A federal judge has dismissed a case by Naperville residents opposed to the city's smart meter program, but the lawsuit is likely far from over.
Members of the opposition group Naperville Smart Meter Awareness have already announced their intent to file an amended complaint.
Doug Ibendahl, the group's attorney, said the judge's decision is a good opportunity for them.
"There's been a lot of additional information that has come out about the smart meters and related issues in the past year," Ibendahl said. "We can incorporate all that now."
The original complaint from December 2011 aimed to halt installation of the meters, which are designed to wirelessly collect data from 57,000 electric customers.
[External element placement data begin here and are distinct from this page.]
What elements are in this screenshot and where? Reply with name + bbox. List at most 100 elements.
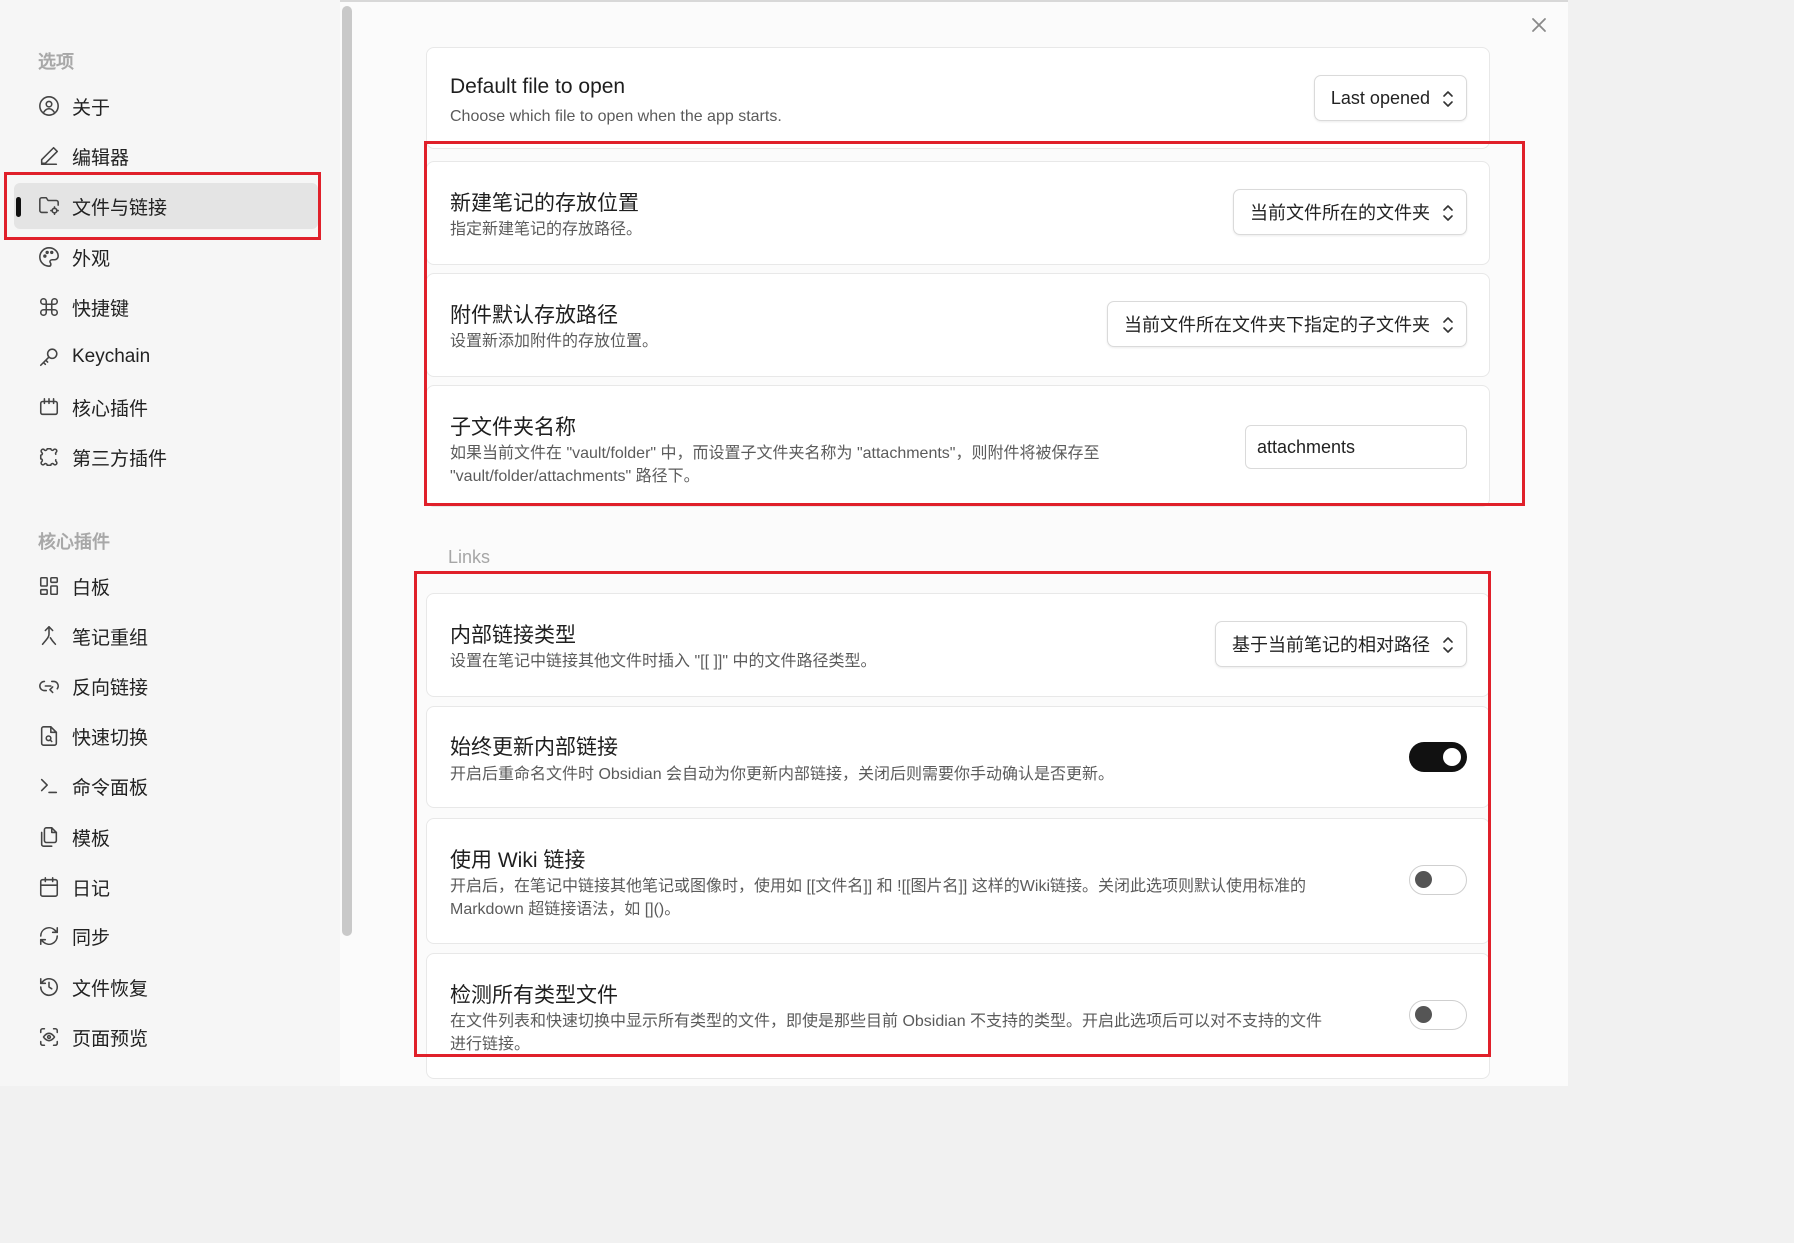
sidebar-item-label: 外观 (72, 248, 111, 270)
select-value: 当前文件所在的文件夹 (1250, 203, 1430, 223)
calendar-icon (37, 875, 61, 899)
sidebar-item-core-plugins[interactable]: 核心插件 (14, 384, 318, 430)
select-value: 基于当前笔记的相对路径 (1232, 635, 1430, 655)
sidebar-item-files-and-links[interactable]: 文件与链接 (14, 183, 318, 229)
setting-description: 设置新添加附件的存放位置。 (450, 333, 659, 350)
attachment-location-select[interactable]: 当前文件所在文件夹下指定的子文件夹 (1107, 301, 1467, 347)
core-plugins-section-heading: 核心插件 (38, 532, 110, 552)
setting-title: 始终更新内部链接 (450, 736, 618, 759)
setting-description-line-2: "vault/folder/attachments" 路径下。 (450, 468, 700, 485)
setting-subfolder-name: 子文件夹名称 如果当前文件在 "vault/folder" 中，而设置子文件夹名… (426, 385, 1490, 507)
sidebar-item-hotkeys[interactable]: 快捷键 (14, 284, 318, 330)
sidebar-item-command-palette[interactable]: 命令面板 (14, 763, 318, 809)
sidebar-item-editor[interactable]: 编辑器 (14, 133, 318, 179)
close-icon (1532, 18, 1546, 32)
sidebar-item-label: 同步 (72, 927, 111, 949)
sidebar-scrollbar[interactable] (342, 6, 352, 936)
default-file-select[interactable]: Last opened (1313, 75, 1467, 121)
sidebar-item-canvas[interactable]: 白板 (14, 563, 318, 609)
setting-description-line-1: 在文件列表和快速切换中显示所有类型的文件，即使是那些目前 Obsidian 不支… (450, 1013, 1323, 1030)
sidebar-item-label: 反向链接 (72, 677, 149, 699)
sidebar-item-file-recovery[interactable]: 文件恢复 (14, 964, 318, 1010)
sidebar-item-community-plugins[interactable]: 第三方插件 (14, 434, 318, 480)
chevron-up-down-icon (1443, 205, 1453, 221)
sidebar-item-templates[interactable]: 模板 (14, 814, 318, 860)
setting-title: 子文件夹名称 (450, 416, 576, 439)
link-format-select[interactable]: 基于当前笔记的相对路径 (1215, 621, 1467, 667)
palette-icon (37, 245, 61, 269)
setting-internal-link-format: 内部链接类型 设置在笔记中链接其他文件时插入 "[[ ]]" 中的文件路径类型。… (426, 593, 1490, 697)
scan-eye-icon (37, 1025, 61, 1049)
setting-attachment-location: 附件默认存放路径 设置新添加附件的存放位置。 当前文件所在文件夹下指定的子文件夹 (426, 273, 1490, 377)
terminal-icon (37, 774, 61, 798)
toggle-knob (1415, 871, 1432, 888)
setting-detect-all-files: 检测所有类型文件 在文件列表和快速切换中显示所有类型的文件，即使是那些目前 Ob… (426, 953, 1490, 1079)
sidebar-item-about[interactable]: 关于 (14, 83, 318, 129)
setting-title: 附件默认存放路径 (450, 304, 618, 327)
settings-content: Default file to open Choose which file t… (360, 0, 1568, 1086)
sidebar-item-label: 核心插件 (72, 398, 149, 420)
sidebar-item-appearance[interactable]: 外观 (14, 234, 318, 280)
merge-arrow-icon (37, 624, 61, 648)
setting-default-file: Default file to open Choose which file t… (426, 47, 1490, 149)
links-section-heading: Links (448, 547, 491, 567)
sidebar-item-label: Keychain (72, 346, 151, 367)
setting-use-wiki-links: 使用 Wiki 链接 开启后，在笔记中链接其他笔记或图像时，使用如 [[文件名]… (426, 818, 1490, 944)
toggle-knob (1443, 748, 1461, 766)
calendar-box-icon (37, 395, 61, 419)
user-circle-icon (37, 94, 61, 118)
setting-title: 新建笔记的存放位置 (450, 192, 639, 215)
setting-new-note-location: 新建笔记的存放位置 指定新建笔记的存放路径。 当前文件所在的文件夹 (426, 161, 1490, 265)
settings-sidebar: 选项 关于 编辑器 文件与链接 外观 快捷键 Keychain 核心插件 第三方… (0, 0, 340, 1086)
setting-title: 使用 Wiki 链接 (450, 849, 586, 872)
toggle-knob (1415, 1006, 1432, 1023)
sidebar-item-backlinks[interactable]: 反向链接 (14, 663, 318, 709)
pencil-icon (37, 144, 61, 168)
command-icon (37, 295, 61, 319)
wiki-links-toggle[interactable] (1409, 865, 1467, 895)
chevron-up-down-icon (1443, 637, 1453, 653)
sidebar-item-daily-notes[interactable]: 日记 (14, 864, 318, 910)
setting-description: Choose which file to open when the app s… (450, 108, 782, 125)
setting-description-line-1: 开启后，在笔记中链接其他笔记或图像时，使用如 [[文件名]] 和 ![[图片名]… (450, 878, 1307, 895)
setting-auto-update-links: 始终更新内部链接 开启后重命名文件时 Obsidian 会自动为你更新内部链接，… (426, 706, 1490, 808)
close-button[interactable] (1528, 14, 1550, 36)
setting-title: Default file to open (450, 75, 626, 98)
detect-all-files-toggle[interactable] (1409, 1000, 1467, 1030)
setting-description-line-1: 如果当前文件在 "vault/folder" 中，而设置子文件夹名称为 "att… (450, 445, 1100, 462)
subfolder-name-input[interactable] (1245, 425, 1467, 469)
folder-cog-icon (37, 194, 61, 218)
active-marker (16, 197, 21, 217)
sidebar-item-label: 文件恢复 (72, 978, 149, 1000)
select-value: 当前文件所在文件夹下指定的子文件夹 (1124, 315, 1430, 335)
sidebar-item-label: 白板 (72, 577, 111, 599)
chevron-up-down-icon (1443, 91, 1453, 107)
setting-description: 开启后重命名文件时 Obsidian 会自动为你更新内部链接，关闭后则需要你手动… (450, 766, 1115, 783)
sidebar-item-label: 笔记重组 (72, 627, 149, 649)
new-note-location-select[interactable]: 当前文件所在的文件夹 (1233, 189, 1467, 235)
sidebar-item-keychain[interactable]: Keychain (14, 334, 318, 380)
sidebar-item-label: 文件与链接 (72, 197, 168, 219)
setting-title: 检测所有类型文件 (450, 984, 618, 1007)
sidebar-item-label: 第三方插件 (72, 448, 168, 470)
sidebar-item-quick-switcher[interactable]: 快速切换 (14, 713, 318, 759)
sidebar-item-label: 日记 (72, 878, 111, 900)
settings-window: 选项 关于 编辑器 文件与链接 外观 快捷键 Keychain 核心插件 第三方… (0, 0, 1568, 1086)
sidebar-item-label: 命令面板 (72, 777, 149, 799)
auto-update-links-toggle[interactable] (1409, 742, 1467, 772)
key-icon (37, 345, 61, 369)
setting-description-line-2: 进行链接。 (450, 1036, 531, 1053)
sidebar-item-label: 页面预览 (72, 1028, 149, 1050)
sidebar-item-label: 关于 (72, 97, 111, 119)
history-icon (37, 975, 61, 999)
sidebar-item-note-composer[interactable]: 笔记重组 (14, 613, 318, 659)
sidebar-item-page-preview[interactable]: 页面预览 (14, 1014, 318, 1060)
sidebar-item-sync[interactable]: 同步 (14, 913, 318, 959)
setting-title: 内部链接类型 (450, 624, 576, 647)
backlink-icon (37, 674, 61, 698)
setting-description-line-2: Markdown 超链接语法，如 []()。 (450, 901, 681, 918)
puzzle-icon (37, 445, 61, 469)
chevron-up-down-icon (1443, 317, 1453, 333)
select-value: Last opened (1330, 87, 1430, 108)
setting-description: 设置在笔记中链接其他文件时插入 "[[ ]]" 中的文件路径类型。 (450, 653, 877, 670)
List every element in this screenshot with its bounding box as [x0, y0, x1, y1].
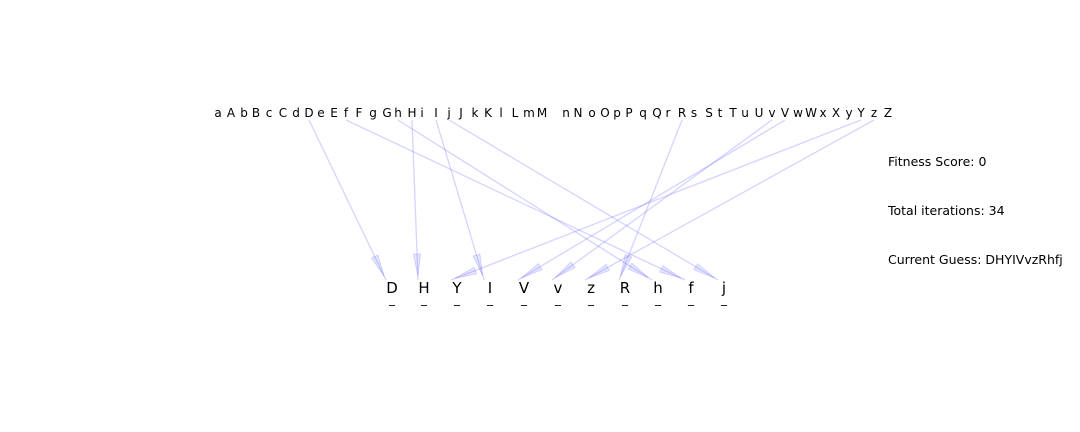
alphabet-letter-p: p [613, 106, 621, 120]
alphabet-letter-y: y [845, 106, 853, 120]
mapping-line-f [345, 119, 686, 281]
alphabet-letter-j: j [447, 106, 451, 120]
alphabet-letter-z: z [870, 106, 878, 120]
alphabet-letter-s: s [690, 106, 698, 120]
guess-slot-underscore: _ [521, 292, 527, 306]
mapping-arrowhead-h [627, 262, 649, 279]
mapping-arrowhead-Y [454, 266, 478, 279]
alphabet-letter-A: A [226, 106, 236, 120]
fitness-score-label: Fitness Score: 0 [888, 154, 987, 169]
guess-slot-underscore: _ [389, 292, 395, 306]
alphabet-letter-I: I [434, 106, 438, 120]
alphabet-letter-B: B [251, 106, 261, 120]
alphabet-letter-C: C [278, 106, 288, 120]
mapping-arrowhead-v [554, 261, 576, 279]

City officials are billing the $22 million Smart Grid Initiative a safe upgrade to provide more efficient, cost-effective and reliable service to customers.
Opponents say there are health risks associated with the wireless network as well as privacy and security concerns with the monitoring. "This case is very simple," Ibendahl said. "All my clients are asking is to be allowed to have the same relief, the same option, the same ability, to opt out and refuse a smart meter that customers are getting all over the country."
City Manager Doug Krieger said officials are happy with the outcome of the federal lawsuit.
"The city is very pleased with the dismissal," Krieger said. "We thought that the judge did a great job in discussions as to why the case should have been dismissed."
The smart meter project includes installation at all meter locations but gives people the option of turning off the wireless capability, effectively causing it to function like the meters people already have.
In the lawsuit, the plaintiffs argued the city violated the law and exposed people to harmful radio waves in requiring the smart meter installation and subjected individuals to unreasonable searches because of how the meters are read.
In his decision, Judge John Lee said because the City of Naperville offered residents the option to turn the wireless capabilities off, they did not force anyone into anything that would compromise their health. He also said that homeowners waived the right to sue over privacy concerns because city employees have been reading the meters manually for years.
Ibendahl said the judge's decision included valuable feedback the group would use before filing again.
Naperville Smart Meter Awareness members are looking for residents who have been overbilled, suffered property damage, had a meter installed against their will or can prove health issues related to the meters to join the lawsuit, according to the group's website.
Plaintiffs have until April 5 to file the amended complaint.